His method, Radical Emotional Acceptance, flies in the face of mainstream advice. But it works, and it’s definitely worth learning, because it helps you acknowledge, accept, interpret, and act on your emotions instead of lashing out or withdrawing.
You can’t tell a book by its cover, but this book caught me at first sight. I mean, who isn’t intrigued by the title.
And it doesn’t disappoint. Give a F*ck, Actually is a light-hearted, fun dive into a relatively serious topic.
If you’re offended by the title, be aware, “f*ck” is sprinkled liberally throughout the book. After all, “giving a f*ck” is what it’s about. As Wills says in the introduction, “Your f*cks, in aggregate, give you insight into the desires, preferences, and values that form your sense of self.”
I like that the objective of this book is to help you find your true self. He wants you to get in touch with your inner Yoda, stop feeling like a victim, and stop putting up with everyone’s B.S.

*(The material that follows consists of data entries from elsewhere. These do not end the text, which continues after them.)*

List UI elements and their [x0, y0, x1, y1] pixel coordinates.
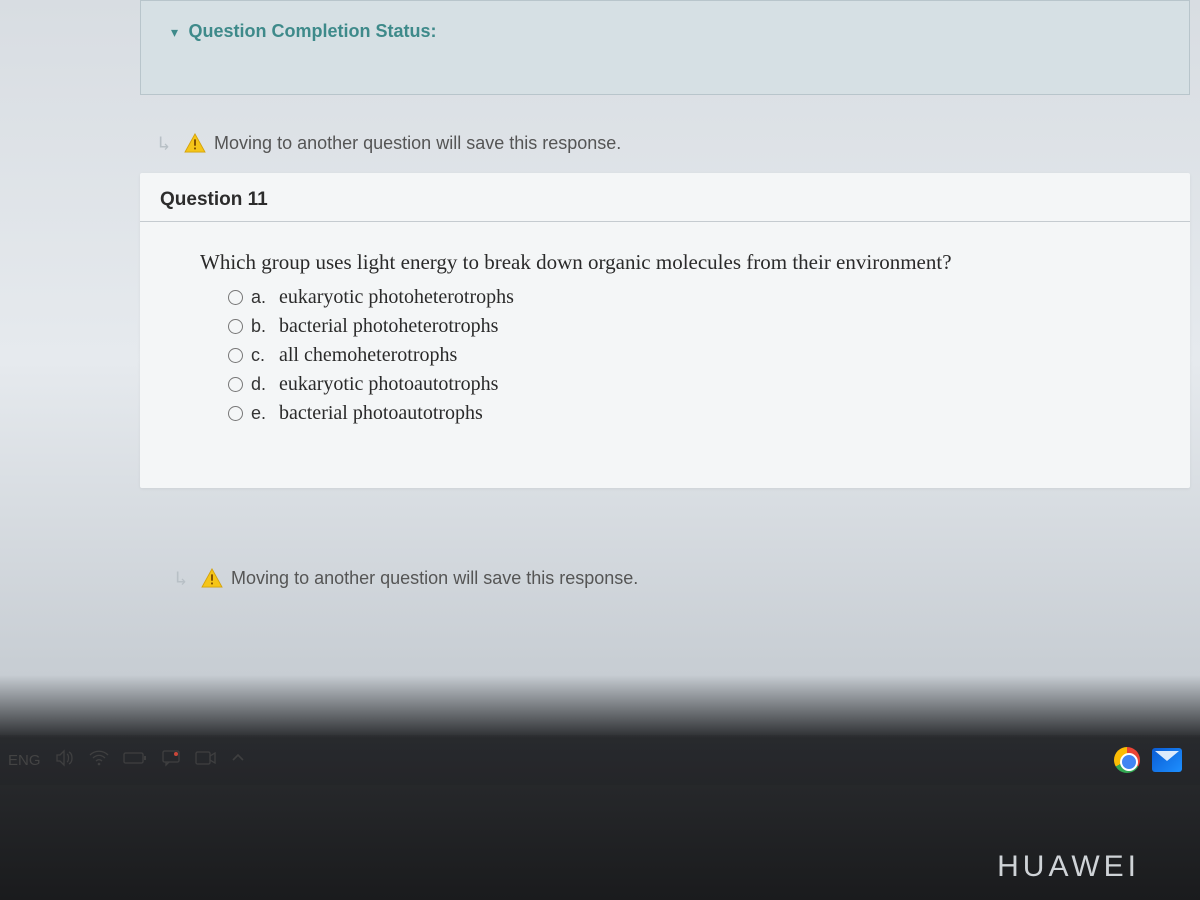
option-text: eukaryotic photoautotrophs: [279, 373, 498, 396]
radio-icon[interactable]: [228, 406, 243, 421]
warning-banner-bottom: ↳ Moving to another question will save t…: [140, 558, 1190, 608]
question-panel: Question 11 Which group uses light energ…: [140, 173, 1190, 488]
chevron-down-icon[interactable]: ▾: [171, 24, 178, 41]
option-c[interactable]: c. all chemoheterotrophs: [228, 341, 1160, 370]
mail-icon[interactable]: [1152, 748, 1182, 772]
wifi-icon[interactable]: [89, 750, 109, 770]
taskbar: ENG: [0, 735, 1200, 785]
reply-arrow-icon: ↳: [175, 566, 187, 590]
completion-status-panel: ▾ Question Completion Status:: [140, 0, 1190, 95]
camera-icon[interactable]: [195, 750, 217, 770]
option-text: eukaryotic photoheterotrophs: [279, 286, 514, 309]
warning-icon: [184, 133, 206, 153]
option-b[interactable]: b. bacterial photoheterotrophs: [228, 312, 1160, 341]
warning-banner-top: ↳ Moving to another question will save t…: [140, 123, 1190, 173]
radio-icon[interactable]: [228, 319, 243, 334]
option-text: all chemoheterotrophs: [279, 344, 457, 367]
completion-status-label: Question Completion Status:: [188, 21, 436, 41]
option-text: bacterial photoautotrophs: [279, 402, 483, 425]
option-letter: c.: [251, 345, 271, 366]
option-letter: a.: [251, 287, 271, 308]
chrome-icon[interactable]: [1114, 747, 1140, 773]
option-letter: e.: [251, 403, 271, 424]
action-center-icon[interactable]: [161, 749, 181, 771]
battery-icon[interactable]: [123, 751, 147, 769]
device-brand: HUAWEI: [997, 850, 1140, 884]
volume-icon[interactable]: [55, 749, 75, 771]
radio-icon[interactable]: [228, 348, 243, 363]
option-e[interactable]: e. bacterial photoautotrophs: [228, 399, 1160, 428]
question-prompt: Which group uses light energy to break d…: [200, 250, 1160, 275]
warning-text: Moving to another question will save thi…: [214, 133, 621, 154]
option-a[interactable]: a. eukaryotic photoheterotrophs: [228, 283, 1160, 312]
option-d[interactable]: d. eukaryotic photoautotrophs: [228, 370, 1160, 399]
warning-text: Moving to another question will save thi…: [231, 568, 638, 589]
chevron-up-icon[interactable]: [231, 751, 245, 769]
question-header: Question 11: [140, 173, 1190, 222]
options-list: a. eukaryotic photoheterotrophs b. bacte…: [228, 283, 1160, 428]
reply-arrow-icon: ↳: [158, 131, 170, 155]
option-text: bacterial photoheterotrophs: [279, 315, 498, 338]
option-letter: d.: [251, 374, 271, 395]
option-letter: b.: [251, 316, 271, 337]
language-indicator[interactable]: ENG: [8, 752, 41, 769]
radio-icon[interactable]: [228, 377, 243, 392]
radio-icon[interactable]: [228, 290, 243, 305]
warning-icon: [201, 568, 223, 588]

I agree with Wills that we lose touch with ourselves as we navigate life, relationships, and disappointments. By not dealing with emotions, we deny our own sense of reality, making it harder and harder to manage them in the future.
But he makes it clear there are no shortcuts. The only way to let go of our emotional baggage is to lean into it. You must honor your feelings and let yourself experience them.
“Since there’s no such thing as controlling your f*ucks, isn’t it better — dare I say, more efficient — to feel the f*ck fully and move on, rather than get stuck in a fuck-denying cycle?”
Luckily, Wills doesn’t just tell you to feel your emotions, he gives you some practical exercises for doing so. My favorite: replay the situation as a movie. (Cue the light bulb over my head!)
This is incredibly freeing, because a movie isn’t worth watching if there’s no conflict. The hero must experience an epic struggle. And watching your life story from the outside-in, you gain some objectivity. You can interpret your actions, gather emotional data, and decide what your next steps should be.
According to Wills, when you do that, you’ll stop battling with reality. You can be grateful for life’s difficult moments because they helped you grow. You’ll also be empowered to stand up for yourself, say what needs to be said, and do what needs to be done.
That makes you the hero of your own life. And that’s what it’s all about.
Read This. Period.
As I read this book, I kept visualizing scenes from my own life. It all made sense. Wills’ advice and stories rang true.
Then, after finishing the book, when I was talking with friends, I could feel the emotional undercurrent in our conversation. I held up the book and said simply, “Read this.”
That’s my advice to you too. Whoever you are, whatever you’ve gone through or will go through, this little book can help. Don’t pass go, and don’t collect $200 until you read it. You’ll have a few laughs and learn a few things. And it could change your life.